Tue, Dec 05, 2017 - Page 3 News List

ECTR DNA can suppress cancer cells: academic

By Jake Chung  /  Staff writer, with CNA

The presence of extra-chromosomal telomeric repeat (ECTR) DNA could suppress alternative lengthening of telomeres (ALT) in cancer cells, Academia Sinica member Chen Liuh-Yow (陳律佑) told a news conference on Tuesday last week.

Cancer cells can be divided into two major groups: those with telomerase and the ALT cancer cells without telomerase, Chen said.

ALT cancer cells comprise 10 to 15 percent of all tumor tissue and are mostly seen in brain tumors in children, as well as soft tissue tumors and bone cancer, Chen said.

ALT cancer cells carry a type of ECTR DNA, which under normal circumstances is tasked with detecting cell-free DNA in activated cells, Chen said.
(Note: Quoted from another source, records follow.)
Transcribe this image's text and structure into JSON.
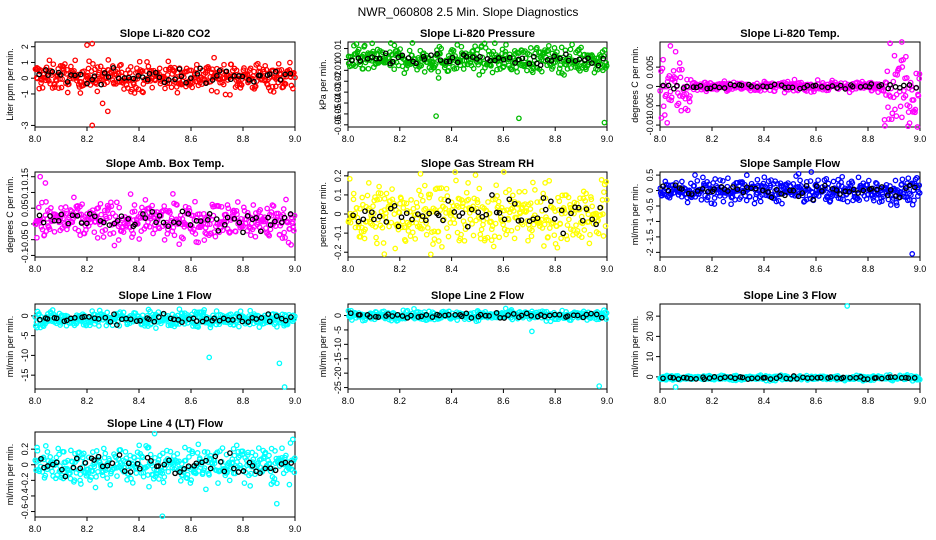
{
  "page_title": "NWR_060808  2.5 Min. Slope Diagnostics",
  "chart_data": [
    {
      "type": "scatter",
      "title": "Slope Li-820 CO2",
      "ylabel": "Liter ppm per min.",
      "xlim": [
        8.0,
        9.0
      ],
      "ylim": [
        -3.1,
        2.3
      ],
      "x_ticks": [
        8.0,
        8.2,
        8.4,
        8.6,
        8.8,
        9.0
      ],
      "y_ticks": [
        -3,
        -1,
        0,
        1,
        2
      ],
      "series_color": "#ff0000",
      "center": 0.1,
      "spread": 0.45,
      "outliers": [
        {
          "x": 8.2,
          "y": 2.1
        },
        {
          "x": 8.22,
          "y": 2.2
        },
        {
          "x": 8.26,
          "y": -1.6
        },
        {
          "x": 8.28,
          "y": -2.1
        },
        {
          "x": 8.22,
          "y": -3.0
        }
      ],
      "edge_spread": 0
    },
    {
      "type": "scatter",
      "title": "Slope Li-820 Pressure",
      "ylabel": "kPa per min.",
      "xlim": [
        8.0,
        9.0
      ],
      "ylim": [
        -0.062,
        0.016
      ],
      "x_ticks": [
        8.0,
        8.2,
        8.4,
        8.6,
        8.8,
        9.0
      ],
      "y_ticks": [
        -0.06,
        -0.05,
        -0.04,
        -0.03,
        -0.02,
        -0.01,
        0.0,
        0.01
      ],
      "series_color": "#00bb00",
      "center": 0.0,
      "spread": 0.006,
      "outliers": [
        {
          "x": 8.34,
          "y": -0.052
        },
        {
          "x": 8.66,
          "y": -0.054
        },
        {
          "x": 8.99,
          "y": -0.058
        },
        {
          "x": 8.35,
          "y": -0.017
        }
      ],
      "edge_spread": 0
    },
    {
      "type": "scatter",
      "title": "Slope Li-820 Temp.",
      "ylabel": "degrees C per min.",
      "xlim": [
        8.0,
        9.0
      ],
      "ylim": [
        -0.0105,
        0.0115
      ],
      "x_ticks": [
        8.0,
        8.2,
        8.4,
        8.6,
        8.8,
        9.0
      ],
      "y_ticks": [
        -0.01,
        -0.005,
        0.0,
        0.005
      ],
      "series_color": "#ff00ff",
      "center": 0.0,
      "spread": 0.0006,
      "outliers": [
        {
          "x": 8.04,
          "y": 0.0105
        },
        {
          "x": 8.93,
          "y": 0.0115
        },
        {
          "x": 8.96,
          "y": -0.0095
        }
      ],
      "edge_spread": 0.004
    },
    {
      "type": "scatter",
      "title": "Slope Amb. Box Temp.",
      "ylabel": "degrees C per min.",
      "xlim": [
        8.0,
        9.0
      ],
      "ylim": [
        -0.105,
        0.165
      ],
      "x_ticks": [
        8.0,
        8.2,
        8.4,
        8.6,
        8.8,
        9.0
      ],
      "y_ticks": [
        -0.1,
        -0.05,
        0.0,
        0.05,
        0.1,
        0.15
      ],
      "series_color": "#ff00ff",
      "center": 0.01,
      "spread": 0.03,
      "outliers": [
        {
          "x": 8.02,
          "y": 0.15
        },
        {
          "x": 8.04,
          "y": 0.13
        }
      ],
      "edge_spread": 0
    },
    {
      "type": "scatter",
      "title": "Slope Gas Stream RH",
      "ylabel": "percent per min.",
      "xlim": [
        8.0,
        9.0
      ],
      "ylim": [
        -0.225,
        0.22
      ],
      "x_ticks": [
        8.0,
        8.2,
        8.4,
        8.6,
        8.8,
        9.0
      ],
      "y_ticks": [
        -0.2,
        -0.1,
        0.0,
        0.1,
        0.2
      ],
      "series_color": "#ffff00",
      "center": 0.0,
      "spread": 0.08,
      "outliers": [
        {
          "x": 8.28,
          "y": 0.21
        },
        {
          "x": 8.14,
          "y": -0.21
        }
      ],
      "edge_spread": 0
    },
    {
      "type": "scatter",
      "title": "Slope Sample Flow",
      "ylabel": "ml/min per min.",
      "xlim": [
        8.0,
        9.0
      ],
      "ylim": [
        -2.15,
        0.6
      ],
      "x_ticks": [
        8.0,
        8.2,
        8.4,
        8.6,
        8.8,
        9.0
      ],
      "y_ticks": [
        -2,
        -1.5,
        -1,
        -0.5,
        0.0,
        0.5
      ],
      "series_color": "#0000ff",
      "center": 0.0,
      "spread": 0.2,
      "outliers": [
        {
          "x": 8.97,
          "y": -2.05
        }
      ],
      "edge_spread": 0
    },
    {
      "type": "scatter",
      "title": "Slope Line 1 Flow",
      "ylabel": "ml/min per min.",
      "xlim": [
        8.0,
        9.0
      ],
      "ylim": [
        -18.5,
        3.0
      ],
      "x_ticks": [
        8.0,
        8.2,
        8.4,
        8.6,
        8.8,
        9.0
      ],
      "y_ticks": [
        -15,
        -10,
        -5,
        0
      ],
      "series_color": "#00ffff",
      "center": -0.8,
      "spread": 1.0,
      "outliers": [
        {
          "x": 8.96,
          "y": -18.0
        },
        {
          "x": 8.94,
          "y": -12.0
        },
        {
          "x": 8.67,
          "y": -10.5
        }
      ],
      "edge_spread": 0
    },
    {
      "type": "scatter",
      "title": "Slope Line 2 Flow",
      "ylabel": "ml/min per min.",
      "xlim": [
        8.0,
        9.0
      ],
      "ylim": [
        -25.5,
        4.0
      ],
      "x_ticks": [
        8.0,
        8.2,
        8.4,
        8.6,
        8.8,
        9.0
      ],
      "y_ticks": [
        -25,
        -20,
        -15,
        -10,
        -5,
        0
      ],
      "series_color": "#00ffff",
      "center": 0.0,
      "spread": 0.8,
      "outliers": [
        {
          "x": 8.97,
          "y": -24.5
        },
        {
          "x": 8.71,
          "y": -5.5
        }
      ],
      "edge_spread": 0
    },
    {
      "type": "scatter",
      "title": "Slope Line 3 Flow",
      "ylabel": "ml/min per min.",
      "xlim": [
        8.0,
        9.0
      ],
      "ylim": [
        -6.0,
        36.0
      ],
      "x_ticks": [
        8.0,
        8.2,
        8.4,
        8.6,
        8.8,
        9.0
      ],
      "y_ticks": [
        0,
        10,
        20,
        30
      ],
      "series_color": "#00ffff",
      "center": -0.5,
      "spread": 0.6,
      "outliers": [
        {
          "x": 8.72,
          "y": 35.0
        },
        {
          "x": 8.06,
          "y": -5.0
        }
      ],
      "edge_spread": 0
    },
    {
      "type": "scatter",
      "title": "Slope Line 4 (LT) Flow",
      "ylabel": "ml/min per min.",
      "xlim": [
        8.0,
        9.0
      ],
      "ylim": [
        -0.67,
        0.42
      ],
      "x_ticks": [
        8.0,
        8.2,
        8.4,
        8.6,
        8.8,
        9.0
      ],
      "y_ticks": [
        -0.6,
        -0.4,
        -0.2,
        0.0,
        0.2
      ],
      "series_color": "#00ffff",
      "center": 0.0,
      "spread": 0.12,
      "outliers": [
        {
          "x": 8.46,
          "y": 0.4
        },
        {
          "x": 8.49,
          "y": -0.66
        },
        {
          "x": 8.93,
          "y": -0.5
        }
      ],
      "edge_spread": 0
    }
  ]
}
The process issues interferons that help suppress the diseased cells, Chen said, adding that cancer cells grow because the cells do not have activated interferons.

ECTR DNA does not active interferons in cancer cells because the stimulator of interferon genes (STING) protein is suppressed, Chen said, adding that the inactive histone H3.3 in ALT cancer cells also plays a key role in releasing interferons.

If there is a way to simultaneously repair or restore functions of the STING protein and histone H3.3, it could restore function to the dormant ECTR DNA in cancer cells and prompt the release of interferons to suppress cancer cells, Chen said.

The discovery sheds new light on possible new methods for cancer treatment, Chen said.